There’s a kind of acting you very, very rarely see – the kind where the acting becomes completely invisible.
And that’s the kind we get in director Adele Thomas’ superlative revival of Conor McPherson’s 1997 modern Irish classic.
The only possibly obstacle is the Minerva stage itself, a vast emptiness across which we have to peer at a set pitched right at the back.
Instead of setting up a no man’s land as the Minerva does, the perfect venue would have made us feel we were amongst the actors, the better to savour the spells they weave – and the brilliance with which they weave them.

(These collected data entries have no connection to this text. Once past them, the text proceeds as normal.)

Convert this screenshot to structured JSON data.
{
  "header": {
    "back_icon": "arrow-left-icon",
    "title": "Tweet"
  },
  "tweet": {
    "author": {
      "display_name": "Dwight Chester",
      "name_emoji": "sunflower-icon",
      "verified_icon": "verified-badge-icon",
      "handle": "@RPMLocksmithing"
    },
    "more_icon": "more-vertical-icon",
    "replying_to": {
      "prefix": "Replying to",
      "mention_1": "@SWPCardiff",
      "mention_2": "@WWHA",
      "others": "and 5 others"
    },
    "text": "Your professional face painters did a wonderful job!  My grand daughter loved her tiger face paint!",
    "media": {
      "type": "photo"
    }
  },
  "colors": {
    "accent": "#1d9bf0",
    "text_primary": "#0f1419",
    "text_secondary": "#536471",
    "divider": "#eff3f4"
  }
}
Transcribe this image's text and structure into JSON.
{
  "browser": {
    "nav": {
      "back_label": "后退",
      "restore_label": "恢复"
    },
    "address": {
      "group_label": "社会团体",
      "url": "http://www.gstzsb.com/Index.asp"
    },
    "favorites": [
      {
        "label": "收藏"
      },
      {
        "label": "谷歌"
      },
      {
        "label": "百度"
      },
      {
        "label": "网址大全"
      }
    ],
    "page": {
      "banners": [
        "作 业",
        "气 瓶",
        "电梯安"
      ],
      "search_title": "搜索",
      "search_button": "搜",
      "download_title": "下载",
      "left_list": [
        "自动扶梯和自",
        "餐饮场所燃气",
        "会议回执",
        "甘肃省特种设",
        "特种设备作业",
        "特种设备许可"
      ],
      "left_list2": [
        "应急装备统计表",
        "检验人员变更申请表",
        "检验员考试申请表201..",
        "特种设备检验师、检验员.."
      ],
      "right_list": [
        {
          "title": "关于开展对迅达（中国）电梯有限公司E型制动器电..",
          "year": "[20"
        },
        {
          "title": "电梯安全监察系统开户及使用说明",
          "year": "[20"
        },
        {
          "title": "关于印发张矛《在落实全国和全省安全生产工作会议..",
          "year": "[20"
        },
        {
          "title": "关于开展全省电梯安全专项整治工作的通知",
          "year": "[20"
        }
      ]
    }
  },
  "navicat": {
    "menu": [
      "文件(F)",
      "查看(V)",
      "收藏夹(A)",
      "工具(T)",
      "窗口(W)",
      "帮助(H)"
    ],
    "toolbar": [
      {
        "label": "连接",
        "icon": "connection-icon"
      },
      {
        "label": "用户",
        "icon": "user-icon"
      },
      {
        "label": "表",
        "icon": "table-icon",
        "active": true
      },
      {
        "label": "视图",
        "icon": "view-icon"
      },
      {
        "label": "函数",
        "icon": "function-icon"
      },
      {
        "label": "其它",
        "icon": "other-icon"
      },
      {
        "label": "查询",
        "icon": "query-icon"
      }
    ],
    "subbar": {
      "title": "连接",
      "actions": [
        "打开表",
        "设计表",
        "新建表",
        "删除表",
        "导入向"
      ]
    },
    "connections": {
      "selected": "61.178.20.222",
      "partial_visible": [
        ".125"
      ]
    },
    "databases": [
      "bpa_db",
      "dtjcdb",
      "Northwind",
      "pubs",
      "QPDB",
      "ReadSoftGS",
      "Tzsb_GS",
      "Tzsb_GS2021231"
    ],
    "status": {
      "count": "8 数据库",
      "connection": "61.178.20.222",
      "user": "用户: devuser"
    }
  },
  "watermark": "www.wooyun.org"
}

This is a play in which absolutely nothing happens beyond a group of people meeting in the remotest of rural Irish bars. But the magic is in the pictures they conjure as old rivalries and resentments simmer – and then give way to stories as the beer flows and the night grows long. Seemingly cut off, the tales immediately start to take a supernatural turn in Brendan’s bar, a world where the divisions between this world and the next start to crumble.
McPherson gives his actors tales to die for; their skill is that there is no show-boating. One by one, the actors allow the tales, rich in mystery, to seep out of their souls – and the effect is spine-tingling.
Natalie Radmall-Quirke, as the stranger Valerie, particularly holds us transfixed as she relays the most heart-breaking of narratives; her delivery is utterly natural, and therein lies its power.
Sean Murray as the ever-present Jack slowly shows his vulnerabilities; John O'Dowd as Jim shows decency and kindness; and Louis Dempsey as Finbar reveals something of the brittleness behind his made-good airs.
Meanwhile, Sam O'Mahony keeps the drinks flowing as Brendan. And so they all suck us in.
Such a shame about the empty expanse in front of us. It’s difficult to see how it could have been staged differently, but you sense something has been lost by just plonking it all down on the far side of the room – a room the cast are doing their very best to make us enter.